Procédure civile
Conseil d'État, 22 septembre 2022, n° 436939, 437002
Contexte
Le 11 décembre 2019, par décret pris en Conseil des ministres, l'article 750-1 du Code de procédure civile avait été consacré comme condition de recevabilité de l'action en justice. Il imposait au demandeur de tenter de trouver un accord amiable réglant le conflit, dont le montant ne dépassait pas 5000 euros, l'opposant au futur défendeur avant de saisir la juridiction compétente.
Si cette obligation n'était pas respectée, la demande devait être déclarée irrecevable par le juge, suivant une jurisprudence constante consacrant cette tentative préalable obligatoire de médiation ou conciliation au rang de fin de non recevoir.
Mais, le Conseil d'État, statuant sur un recours pour excès de pouvoir, le 22 septembre 2022, a annulé certaines dispositions du décret originaire et par conséquent l'article 750-1. La disposition, dont la légalité posait déjà question en doctrine avant même son entrée en vigueur, ne fera plus couler d'encre... du moins, temporairement...
L'atteinte au droit à un recours effectif devant une juridiction
Le Conseil d'État justifie sa décision d'annulation en pointant du doigt le 3° de l'article 750-1 qui permettait au justiciable d'outrepasser l'obligation en cas de motif légitime tenant à l'urgence manifeste. En effet, la notion de "délai manifestement excessif au regard de la nature et des enjeux du litige", qui justifierait de ne pas avoir recours à une médiation ou une conciliation, n'est pas définie de manière suffisamment précise.
Il est vrai que le choix du législateur de laisser au justiciable la responsabilité d'apprécier s'il doit ou non attendre qu'un conciliateur de justice se libère, lorsqu'il ne dispose pas de fonds suffisants pour recourir à une médiation (payante) porte atteinte au droit au recours effectif devant une juridiction, protégé par l'article 16 de la Déclaration des droits de l'homme et du citoyen.
Ainsi, l'annulation pure et simple de la disposition litigieuse et donc la disparition de l'obligation ne mettent plus le justiciable dans une position délicate pour saisir au moment opportun le juge.
Une solution temporairement avantageuse pour le justiciable
Annulation ne signifie pas suppression définitive. Le gouvernement, voire le législateur, est en capacité de revoir sa copie et ainsi redéfinir les critères posant problème. Il pourrait même demander avis au Conseil d'État sur la future rédaction du nouvel article 750-1 du Code de procédure civile.

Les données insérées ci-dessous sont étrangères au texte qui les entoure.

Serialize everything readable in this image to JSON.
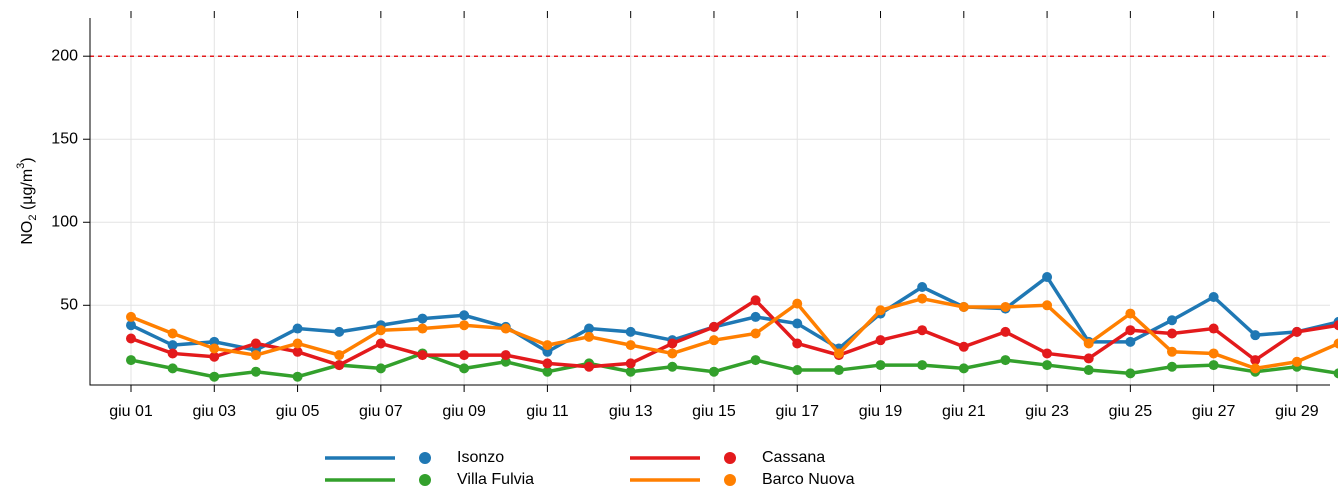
{
  "chart_data": {
    "type": "line",
    "ylabel": [
      "NO",
      "2",
      " (µg/m",
      "3",
      ")"
    ],
    "categories": [
      "giu 01",
      null,
      "giu 03",
      null,
      "giu 05",
      null,
      "giu 07",
      null,
      "giu 09",
      null,
      "giu 11",
      null,
      "giu 13",
      null,
      "giu 15",
      null,
      "giu 17",
      null,
      "giu 19",
      null,
      "giu 21",
      null,
      "giu 23",
      null,
      "giu 25",
      null,
      "giu 27",
      null,
      "giu 29",
      null
    ],
    "series": [
      {
        "name": "Isonzo",
        "color": "#1f78b4",
        "values": [
          38,
          26,
          28,
          23,
          36,
          34,
          38,
          42,
          44,
          37,
          22,
          36,
          34,
          29,
          37,
          43,
          39,
          24,
          45,
          61,
          49,
          48,
          67,
          28,
          28,
          41,
          55,
          32,
          34,
          40
        ]
      },
      {
        "name": "Villa Fulvia",
        "color": "#33a02c",
        "values": [
          17,
          12,
          7,
          10,
          7,
          14,
          12,
          21,
          12,
          16,
          10,
          15,
          10,
          13,
          10,
          17,
          11,
          11,
          14,
          14,
          12,
          17,
          14,
          11,
          9,
          13,
          14,
          10,
          13,
          9
        ]
      },
      {
        "name": "Cassana",
        "color": "#e31a1c",
        "values": [
          30,
          21,
          19,
          27,
          22,
          14,
          27,
          20,
          20,
          20,
          15,
          13,
          15,
          27,
          37,
          53,
          27,
          20,
          29,
          35,
          25,
          34,
          21,
          18,
          35,
          33,
          36,
          17,
          34,
          38
        ]
      },
      {
        "name": "Barco Nuova",
        "color": "#ff7f00",
        "values": [
          43,
          33,
          24,
          20,
          27,
          20,
          35,
          36,
          38,
          36,
          26,
          31,
          26,
          21,
          29,
          33,
          51,
          21,
          47,
          54,
          49,
          49,
          50,
          27,
          45,
          22,
          21,
          12,
          16,
          27
        ]
      }
    ],
    "threshold": {
      "value": 200,
      "color": "#e31a1c"
    },
    "ylim": [
      2,
      223
    ],
    "yticks": [
      50,
      100,
      150,
      200
    ],
    "grid": true
  }
}
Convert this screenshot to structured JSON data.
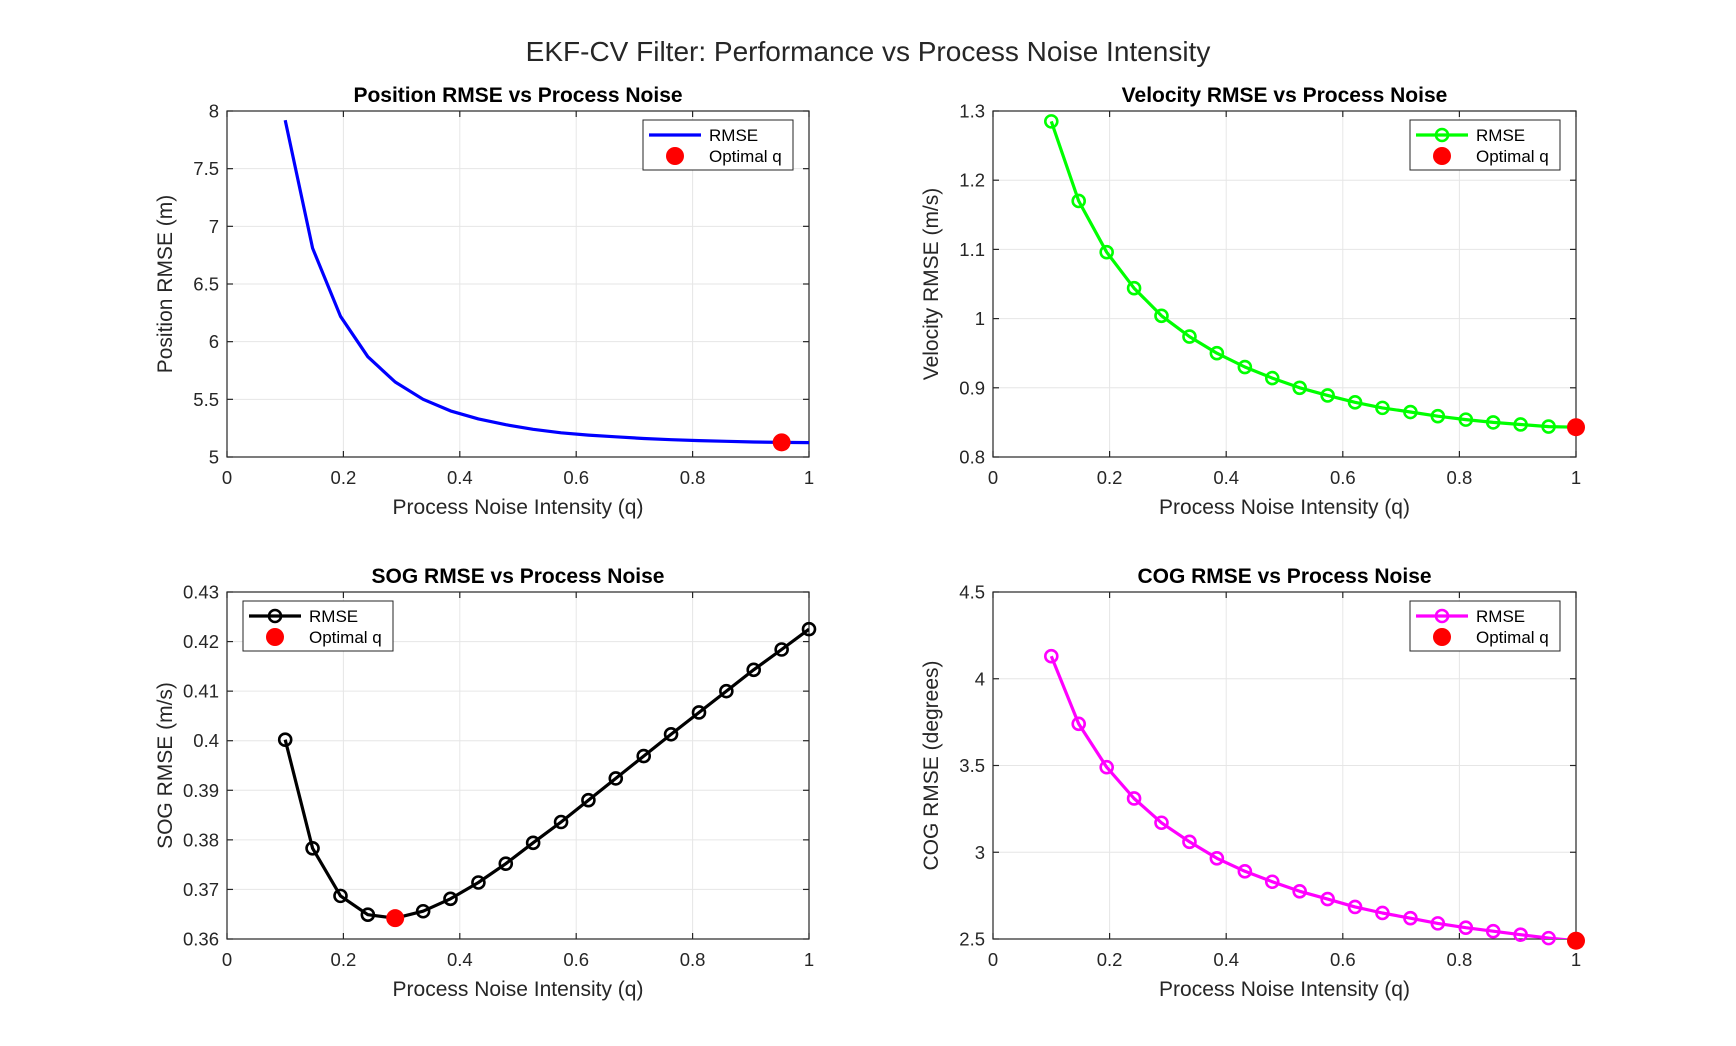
{
  "figure": {
    "title": "EKF-CV Filter: Performance vs Process Noise Intensity"
  },
  "colors": {
    "position": "#0000ff",
    "velocity": "#00ff00",
    "sog": "#000000",
    "cog": "#ff00ff",
    "optimal": "#ff0000",
    "grid": "#e6e6e6",
    "axes": "#262626"
  },
  "chart_data": [
    {
      "id": "position",
      "type": "line",
      "title": "Position RMSE vs Process Noise",
      "xlabel": "Process Noise Intensity (q)",
      "ylabel": "Position RMSE (m)",
      "xlim": [
        0,
        1
      ],
      "ylim": [
        5,
        8
      ],
      "xticks": [
        0,
        0.2,
        0.4,
        0.6,
        0.8,
        1
      ],
      "xtick_labels": [
        "0",
        "0.2",
        "0.4",
        "0.6",
        "0.8",
        "1"
      ],
      "yticks": [
        5,
        5.5,
        6,
        6.5,
        7,
        7.5,
        8
      ],
      "ytick_labels": [
        "5",
        "5.5",
        "6",
        "6.5",
        "7",
        "7.5",
        "8"
      ],
      "grid": true,
      "legend_placement": "top-right",
      "markers": false,
      "series": [
        {
          "name": "RMSE",
          "x": [
            0.1,
            0.147,
            0.195,
            0.242,
            0.289,
            0.337,
            0.384,
            0.432,
            0.479,
            0.526,
            0.574,
            0.621,
            0.668,
            0.716,
            0.763,
            0.811,
            0.858,
            0.905,
            0.953,
            1.0
          ],
          "values": [
            7.92,
            6.81,
            6.22,
            5.87,
            5.65,
            5.5,
            5.4,
            5.33,
            5.28,
            5.24,
            5.21,
            5.19,
            5.175,
            5.16,
            5.15,
            5.142,
            5.136,
            5.13,
            5.127,
            5.125
          ]
        },
        {
          "name": "Optimal q",
          "x": [
            0.953
          ],
          "values": [
            5.127
          ]
        }
      ]
    },
    {
      "id": "velocity",
      "type": "line",
      "title": "Velocity RMSE vs Process Noise",
      "xlabel": "Process Noise Intensity (q)",
      "ylabel": "Velocity RMSE (m/s)",
      "xlim": [
        0,
        1
      ],
      "ylim": [
        0.8,
        1.3
      ],
      "xticks": [
        0,
        0.2,
        0.4,
        0.6,
        0.8,
        1
      ],
      "xtick_labels": [
        "0",
        "0.2",
        "0.4",
        "0.6",
        "0.8",
        "1"
      ],
      "yticks": [
        0.8,
        0.9,
        1.0,
        1.1,
        1.2,
        1.3
      ],
      "ytick_labels": [
        "0.8",
        "0.9",
        "1",
        "1.1",
        "1.2",
        "1.3"
      ],
      "grid": true,
      "legend_placement": "top-right",
      "markers": true,
      "series": [
        {
          "name": "RMSE",
          "x": [
            0.1,
            0.147,
            0.195,
            0.242,
            0.289,
            0.337,
            0.384,
            0.432,
            0.479,
            0.526,
            0.574,
            0.621,
            0.668,
            0.716,
            0.763,
            0.811,
            0.858,
            0.905,
            0.953,
            1.0
          ],
          "values": [
            1.285,
            1.17,
            1.096,
            1.044,
            1.004,
            0.974,
            0.95,
            0.93,
            0.914,
            0.9,
            0.889,
            0.879,
            0.871,
            0.865,
            0.859,
            0.854,
            0.85,
            0.847,
            0.844,
            0.843
          ]
        },
        {
          "name": "Optimal q",
          "x": [
            1.0
          ],
          "values": [
            0.843
          ]
        }
      ]
    },
    {
      "id": "sog",
      "type": "line",
      "title": "SOG RMSE vs Process Noise",
      "xlabel": "Process Noise Intensity (q)",
      "ylabel": "SOG RMSE (m/s)",
      "xlim": [
        0,
        1
      ],
      "ylim": [
        0.36,
        0.43
      ],
      "xticks": [
        0,
        0.2,
        0.4,
        0.6,
        0.8,
        1
      ],
      "xtick_labels": [
        "0",
        "0.2",
        "0.4",
        "0.6",
        "0.8",
        "1"
      ],
      "yticks": [
        0.36,
        0.37,
        0.38,
        0.39,
        0.4,
        0.41,
        0.42,
        0.43
      ],
      "ytick_labels": [
        "0.36",
        "0.37",
        "0.38",
        "0.39",
        "0.4",
        "0.41",
        "0.42",
        "0.43"
      ],
      "grid": true,
      "legend_placement": "top-left",
      "markers": true,
      "series": [
        {
          "name": "RMSE",
          "x": [
            0.1,
            0.147,
            0.195,
            0.242,
            0.289,
            0.337,
            0.384,
            0.432,
            0.479,
            0.526,
            0.574,
            0.621,
            0.668,
            0.716,
            0.763,
            0.811,
            0.858,
            0.905,
            0.953,
            1.0
          ],
          "values": [
            0.4002,
            0.3783,
            0.3687,
            0.3649,
            0.3642,
            0.3656,
            0.3681,
            0.3714,
            0.3752,
            0.3794,
            0.3836,
            0.388,
            0.3924,
            0.3969,
            0.4013,
            0.4057,
            0.41,
            0.4143,
            0.4184,
            0.4225
          ]
        },
        {
          "name": "Optimal q",
          "x": [
            0.289
          ],
          "values": [
            0.3642
          ]
        }
      ]
    },
    {
      "id": "cog",
      "type": "line",
      "title": "COG RMSE vs Process Noise",
      "xlabel": "Process Noise Intensity (q)",
      "ylabel": "COG RMSE (degrees)",
      "xlim": [
        0,
        1
      ],
      "ylim": [
        2.5,
        4.5
      ],
      "xticks": [
        0,
        0.2,
        0.4,
        0.6,
        0.8,
        1
      ],
      "xtick_labels": [
        "0",
        "0.2",
        "0.4",
        "0.6",
        "0.8",
        "1"
      ],
      "yticks": [
        2.5,
        3.0,
        3.5,
        4.0,
        4.5
      ],
      "ytick_labels": [
        "2.5",
        "3",
        "3.5",
        "4",
        "4.5"
      ],
      "grid": true,
      "legend_placement": "top-right",
      "markers": true,
      "series": [
        {
          "name": "RMSE",
          "x": [
            0.1,
            0.147,
            0.195,
            0.242,
            0.289,
            0.337,
            0.384,
            0.432,
            0.479,
            0.526,
            0.574,
            0.621,
            0.668,
            0.716,
            0.763,
            0.811,
            0.858,
            0.905,
            0.953,
            1.0
          ],
          "values": [
            4.13,
            3.74,
            3.49,
            3.31,
            3.17,
            3.06,
            2.965,
            2.89,
            2.83,
            2.775,
            2.73,
            2.685,
            2.65,
            2.62,
            2.59,
            2.565,
            2.545,
            2.525,
            2.505,
            2.49
          ]
        },
        {
          "name": "Optimal q",
          "x": [
            1.0
          ],
          "values": [
            2.49
          ]
        }
      ]
    }
  ]
}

Aussi, il est raisonnable de se demander si la décision du Conseil d'État était opportune dans une période de l'histoire judiciaire où l'engorgement des tribunaux croît à vitesse grand V. La mise en place de l'obligation initialement n'avait pas pour objectif d'empêcher le justiciable d'obtenir justice mais de régulariser les flux de contentieux et donc de permettre au juge de rendre ses décisions dans un délai raisonnable, principe protégé par l'article 6 de la Convention européenne de sauvegarde des droits de l'homme et des libertés fondamentales.
Toutefois, force est de constater qu'en pratique des stratégies processuelles avaient été mises en place pour écarter la condition préalable à la saisine. En effet, le demandeur avait simplement à augmenter artificiellement le montant des demandes pour dépasser le plafond de 5000 euros. Aussi, un flou demeurait pour le juge sur le caractère obligatoire ou facultatif de relever d'office l'irrecevabilité. Ainsi, si la défense ne soulevait pas la fin de non recevoir dans ses conclusions, le juge pouvait fermer les yeux sur l'irrecevabilité. Cette démarche avait pour objectif d'éviter au justiciable de devoir revenir devant le juge une fois l'obligation remplie. Dans cette perspective, forcer l'application de l'obligation en déclarant irrecevable la demande ne faisait que repousser temporairement le problème.
La décision du Conseil d'État demeure la bienvenue pour les principes constitutionnels qu'elle protège, tout en étant annonciatrice d'une nouvelle réforme qui ne résoudra toujours pas un problème fondamental : le manque de moyens et d'organisation de la justice civile.